Reflective DLL loading is a technique used by attackers to load a dynamic-link library ( DLL ) directly from memory instead of loading it from the disk. Unlike conventional DLL loading, where Windows handles the loading process, reflective DLL injection involves bypassing standard Windows functions, potentially allowing attackers to evade detection.
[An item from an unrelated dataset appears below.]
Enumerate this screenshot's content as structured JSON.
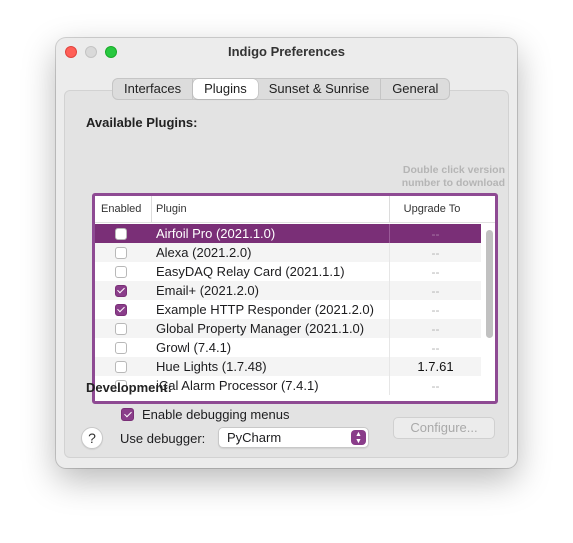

Source code: https://github.com/rapid7/ReflectiveDLLInjection/
This image will make us understand correctly the Reflective Loading explanation.
The process of reflective DLL injection unfolds as follows:
-
Accessing the Target Process: The attacker gains access to the target process with read-write-execute permissions. This access enables the attacker to manipulate the process's memory.
Why do we use the OpenProcess API for it !? This API is used to obtain a handle to the target process, which is required to perform operations such as memory allocation and thread creation within that process.
MSDN Signature:HANDLE OpenProcess( [in] DWORD dwDesiredAccess, [in] BOOL bInheritHandle, [in] DWORD dwProcessId );
Explanation:
- dwDesiredAccess: This defines the type of access to the process. It's checked against the process's security settings. You can use different access rights here. If you have the SeDebugPrivilege privilege, you get access no matter what the security settings say.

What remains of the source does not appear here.